Tom Shelley reports on an alternative source of polymer fibres to dramatically improve the mechanical engineering properties of concrete
Following the publication of our article in the January edition of Eureka, “Polymer fibres make flexible concrete to withstand earthquakes”, it has been brought to our attention that a company in Pakistan has for some time been producing a similar fibre product which it sells for the princely sum of £1.80/kg.
Syntech Fibres produces a fibre called “Duracrete”, which consists of 13mm to 50mm long polypropylene fibres, which were initially developed to prevent shrinkage cracks leading to reinforcing bar corrosion, a particular problem in marine environments including parts of the City of Karachi where the fibres are made.

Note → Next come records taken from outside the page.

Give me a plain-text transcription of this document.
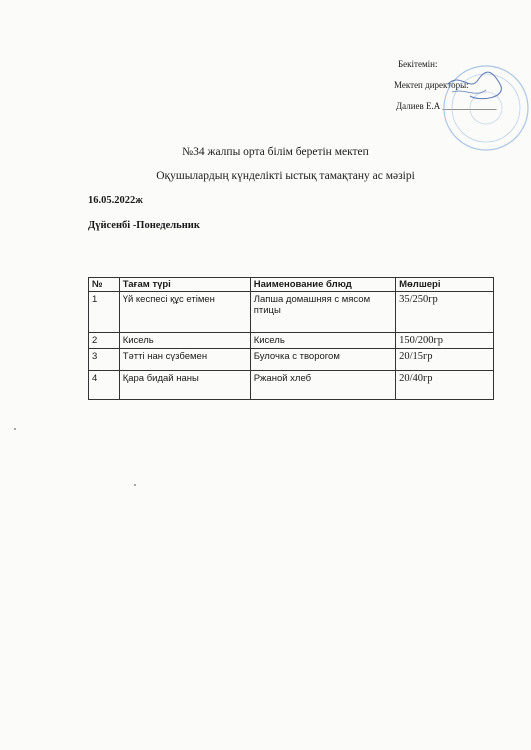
Бекітемін:
Мектеп директоры:
Далиев Е.А ____________
№34 жалпы орта білім беретін мектеп
Оқушылардың күнделікті ыстық тамақтану ас мәзірі
16.05.2022ж
Дүйсенбі -Понедельник
№	Тағам түрі	Наименование блюд	Мөлшері
1	Үй кеспесі құс етімен	Лапша домашняя с мясом птицы	35/250гр
2	Кисель	Кисель	150/200гр
3	Тәтті нан сүзбемен	Булочка с творогом	20/15гр
4	Қара бидай наны	Ржаной хлеб	20/40гр
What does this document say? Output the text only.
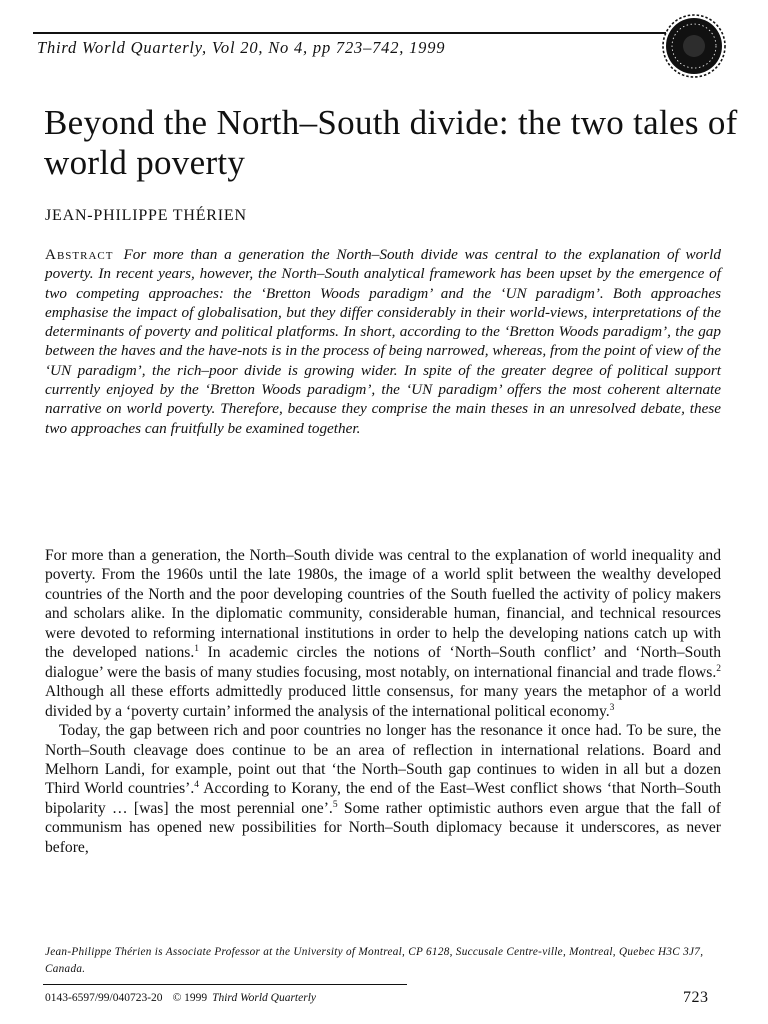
Third World Quarterly, Vol 20, No 4, pp 723–742, 1999
Beyond the North–South divide: the two tales of world poverty
JEAN-PHILIPPE THÉRIEN

Abstract For more than a generation the North–South divide was central to the explanation of world poverty. In recent years, however, the North–South analytical framework has been upset by the emergence of two competing approaches: the ‘Bretton Woods paradigm’ and the ‘UN paradigm’. Both approaches emphasise the impact of globalisation, but they differ considerably in their world-views, interpretations of the determinants of poverty and political platforms. In short, according to the ‘Bretton Woods paradigm’, the gap between the haves and the have-nots is in the process of being narrowed, whereas, from the point of view of the ‘UN paradigm’, the rich–poor divide is growing wider. In spite of the greater degree of political support currently enjoyed by the ‘Bretton Woods paradigm’, the ‘UN paradigm’ offers the most coherent alternate narrative on world poverty. Therefore, because they comprise the main theses in an unresolved debate, these two approaches can fruitfully be examined together.

For more than a generation, the North–South divide was central to the explanation of world inequality and poverty. From the 1960s until the late 1980s, the image of a world split between the wealthy developed countries of the North and the poor developing countries of the South fuelled the activity of policy makers and scholars alike. In the diplomatic community, considerable human, financial, and technical resources were devoted to reforming international institutions in order to help the developing nations catch up with the developed nations.$^1$ In academic circles the notions of ‘North–South conflict’ and ‘North–South dialogue’ were the basis of many studies focusing, most notably, on international financial and trade flows.$^2$ Although all these efforts admittedly produced little consensus, for many years the metaphor of a world divided by a ‘poverty curtain’ informed the analysis of the international political economy.$^3$

Today, the gap between rich and poor countries no longer has the resonance it once had. To be sure, the North–South cleavage does continue to be an area of reflection in international relations. Board and Melhorn Landi, for example, point out that ‘the North–South gap continues to widen in all but a dozen Third World countries’.$^4$ According to Korany, the end of the East–West conflict shows ‘that North–South bipolarity … [was] the most perennial one’.$^5$ Some rather optimistic authors even argue that the fall of communism has opened new possibilities for North–South diplomacy because it underscores, as never before,

Jean-Philippe Thérien is Associate Professor at the University of Montreal, CP 6128, Succusale Centre-ville, Montreal, Quebec H3C 3J7, Canada.

0143-6597/99/040723-20 © 1999 Third World Quarterly	723
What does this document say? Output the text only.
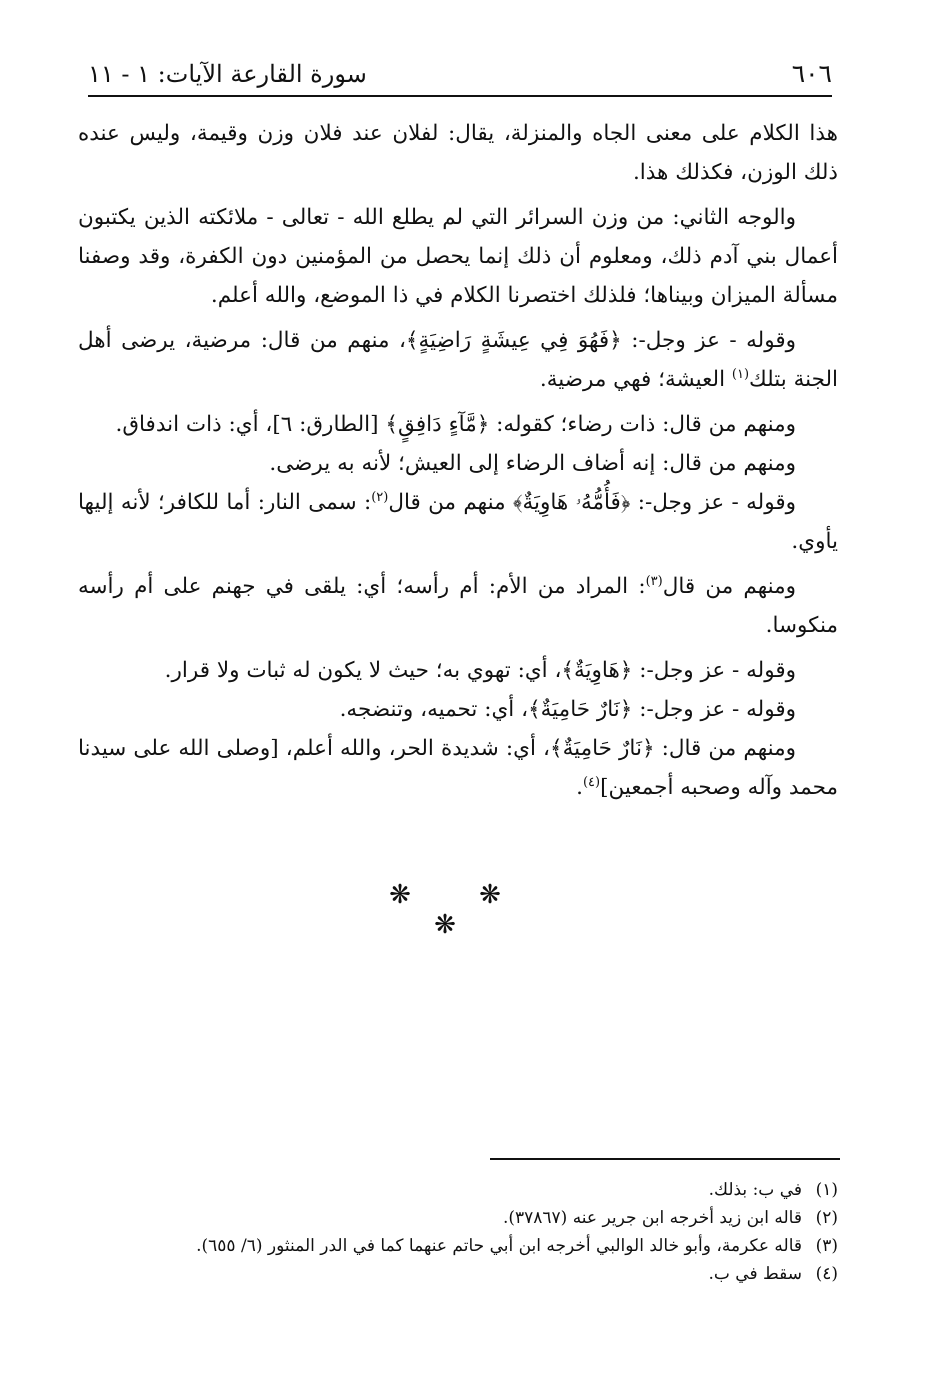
٦٠٦
سورة القارعة الآيات: ١ - ١١

هذا الكلام على معنى الجاه والمنزلة، يقال: لفلان عند فلان وزن وقيمة، وليس عنده ذلك الوزن، فكذلك هذا.

والوجه الثاني: من وزن السرائر التي لم يطلع الله - تعالى - ملائكته الذين يكتبون أعمال بني آدم ذلك، ومعلوم أن ذلك إنما يحصل من المؤمنين دون الكفرة، وقد وصفنا مسألة الميزان وبيناها؛ فلذلك اختصرنا الكلام في ذا الموضع، والله أعلم.

وقوله - عز وجل-: ﴿فَهُوَ فِي عِيشَةٍ رَاضِيَةٍ﴾، منهم من قال: مرضية، يرضى أهل الجنة بتلك$^{(١)}$ العيشة؛ فهي مرضية.

ومنهم من قال: ذات رضاء؛ كقوله: ﴿مَّآءٍ دَافِقٍ﴾ [الطارق: ٦]، أي: ذات اندفاق.

ومنهم من قال: إنه أضاف الرضاء إلى العيش؛ لأنه به يرضى.

وقوله - عز وجل-: ﴿فَأُمُّهُۥ هَاوِيَةٌ﴾ منهم من قال$^{(٢)}$: سمى النار: أما للكافر؛ لأنه إليها يأوي.

ومنهم من قال$^{(٣)}$: المراد من الأم: أم رأسه؛ أي: يلقى في جهنم على أم رأسه منكوسا.

وقوله - عز وجل-: ﴿هَاوِيَةٌ﴾، أي: تهوي به؛ حيث لا يكون له ثبات ولا قرار.

وقوله - عز وجل-: ﴿نَارٌ حَامِيَةٌ﴾، أي: تحميه، وتنضجه.

ومنهم من قال: ﴿نَارٌ حَامِيَةٌ﴾، أي: شديدة الحر، والله أعلم، [وصلى الله على سيدنا محمد وآله وصحبه أجمعين]$^{(٤)}$.

❋ ❋ ❋

(١)في ب: بذلك.

(٢)قاله ابن زيد أخرجه ابن جرير عنه (٣٧٨٦٧).

(٣)قاله عكرمة، وأبو خالد الوالبي أخرجه ابن أبي حاتم عنهما كما في الدر المنثور (٦/ ٦٥٥).

(٤)سقط في ب.
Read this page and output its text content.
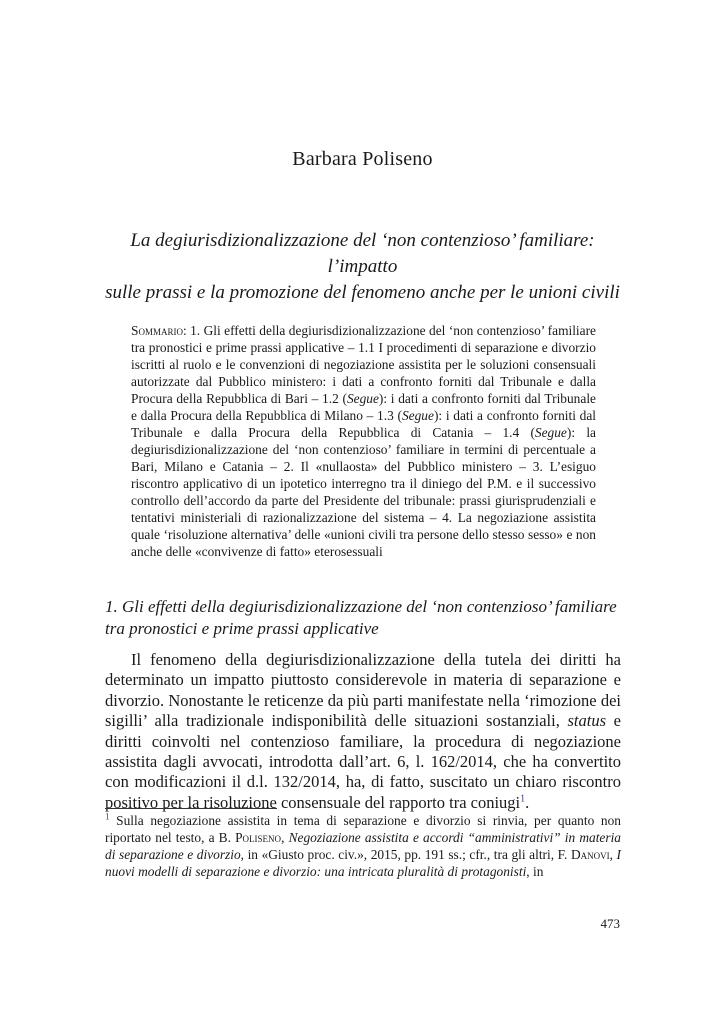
Barbara Poliseno
La degiurisdizionalizzazione del ‘non contenzioso’ familiare: l’impatto
sulle prassi e la promozione del fenomeno anche per le unioni civili

Sommario: 1. Gli effetti della degiurisdizionalizzazione del ‘non contenzioso’ familiare tra pronostici e prime prassi applicative – 1.1 I procedimenti di separazione e divorzio iscritti al ruolo e le convenzioni di negoziazione assistita per le soluzioni consensuali autorizzate dal Pubblico ministero: i dati a confronto forniti dal Tribunale e dalla Procura della Repubblica di Bari – 1.2 (Segue): i dati a confronto forniti dal Tribunale e dalla Procura della Repubblica di Milano – 1.3 (Segue): i dati a confronto forniti dal Tribunale e dalla Procura della Repubblica di Catania – 1.4 (Segue): la degiurisdizionalizzazione del ‘non contenzioso’ familiare in termini di percentuale a Bari, Milano e Catania – 2. Il «nullaosta» del Pubblico ministero – 3. L’esiguo riscontro applicativo di un ipotetico interregno tra il diniego del P.M. e il successivo controllo dell’accordo da parte del Presidente del tribunale: prassi giurisprudenziali e tentativi ministeriali di razionalizzazione del sistema – 4. La negoziazione assistita quale ‘risoluzione alternativa’ delle «unioni civili tra persone dello stesso sesso» e non anche delle «convivenze di fatto» eterosessuali

1. Gli effetti della degiurisdizionalizzazione del ‘non contenzioso’ familiare tra pronostici e prime prassi applicative

Il fenomeno della degiurisdizionalizzazione della tutela dei diritti ha determinato un impatto piuttosto considerevole in materia di separazione e divorzio. Nonostante le reticenze da più parti manifestate nella ‘rimozione dei sigilli’ alla tradizionale indisponibilità delle situazioni sostanziali, status e diritti coinvolti nel contenzioso familiare, la procedura di negoziazione assistita dagli avvocati, introdotta dall’art. 6, l. 162/2014, che ha convertito con modificazioni il d.l. 132/2014, ha, di fatto, suscitato un chiaro riscontro positivo per la risoluzione consensuale del rapporto tra coniugi$^1$.

$^1$ Sulla negoziazione assistita in tema di separazione e divorzio si rinvia, per quanto non riportato nel testo, a B. Poliseno, Negoziazione assistita e accordi “amministrativi” in materia di separazione e divorzio, in «Giusto proc. civ.», 2015, pp. 191 ss.; cfr., tra gli altri, F. Danovi, I nuovi modelli di separazione e divorzio: una intricata pluralità di protagonisti, in

473
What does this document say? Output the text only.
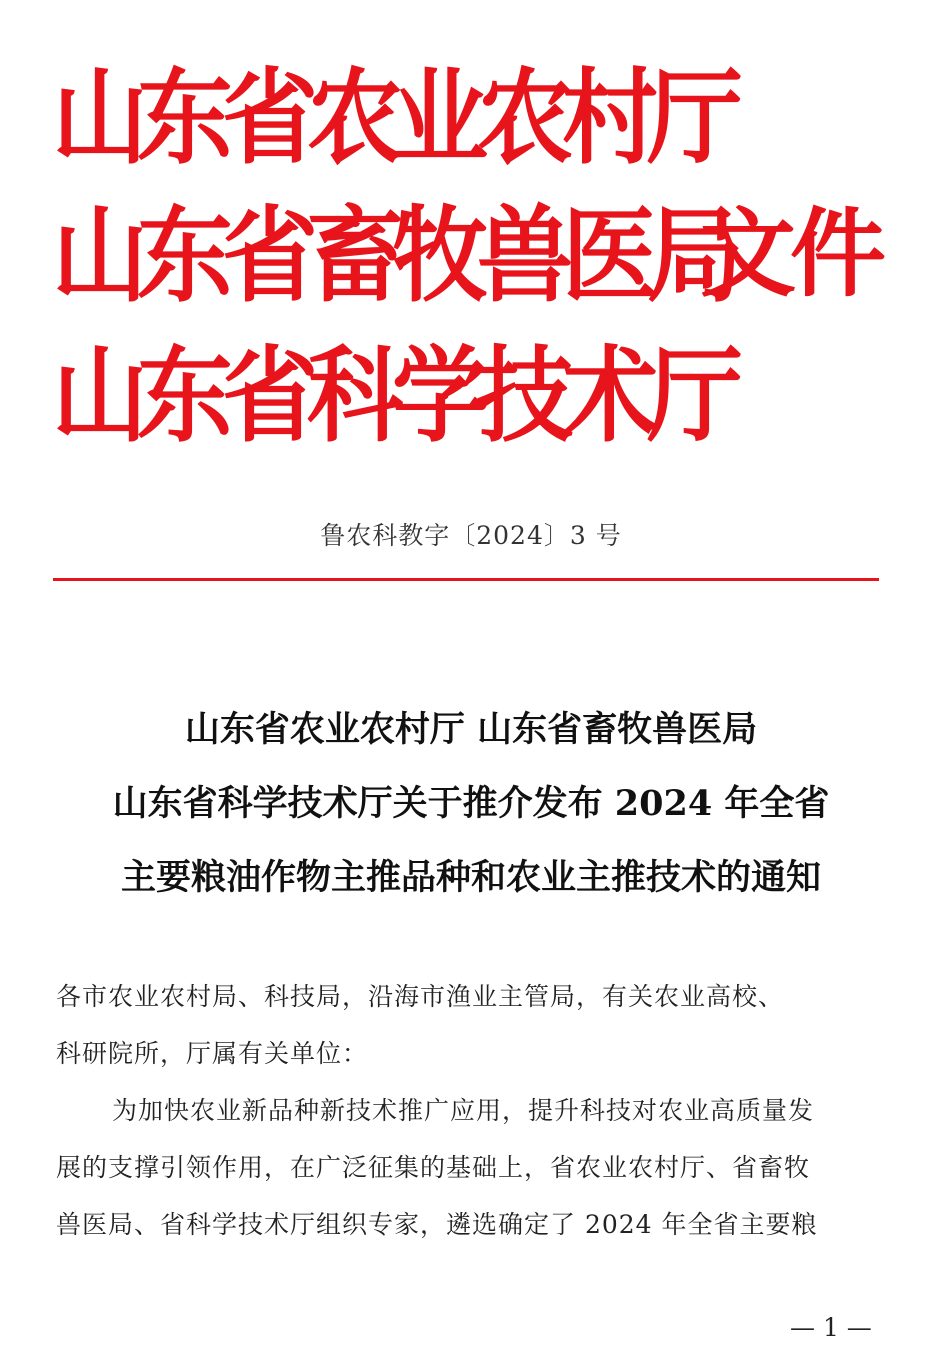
山东省农业农村厅
山东省畜牧兽医局
山东省科学技术厅
文件
鲁农科教字〔2024〕3 号
山东省农业农村厅 山东省畜牧兽医局
山东省科学技术厅关于推介发布 2024 年全省
主要粮油作物主推品种和农业主推技术的通知
各市农业农村局、科技局，沿海市渔业主管局，有关农业高校、
科研院所，厅属有关单位：
为加快农业新品种新技术推广应用，提升科技对农业高质量发
展的支撑引领作用，在广泛征集的基础上，省农业农村厅、省畜牧
兽医局、省科学技术厅组织专家，遴选确定了 2024 年全省主要粮
— 1 —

Managing Director Hamid Omar told us that the exact formulations used, including the crucial coatings, are the results of, “Lots of experiments.” Different grades are supplied for different purposes, with ‘hard’ grades for engineering concrete and ‘soft’ grades for reinforcing plaster. As in the US-Japanese studies, the fibres have a dramatic effect on mechanical properties. Impact strength of concrete is 14 times greater with fibres than without, flexural fatigue strength is 30 per cent greater, and load carrying deflection prior to failure about 70 times greater giving a vastly increased flexural toughness. Test results cited were produced by the South Dakota School of Mines and Transportation in the US.
Recommended dosage is about 0.6 to 1.8kg of fibres per cubic metre of concrete depending on the nature of the work. The fibres may be supplied in bulk or in small 100g or 150g bags to be added as one bag per bag of cement.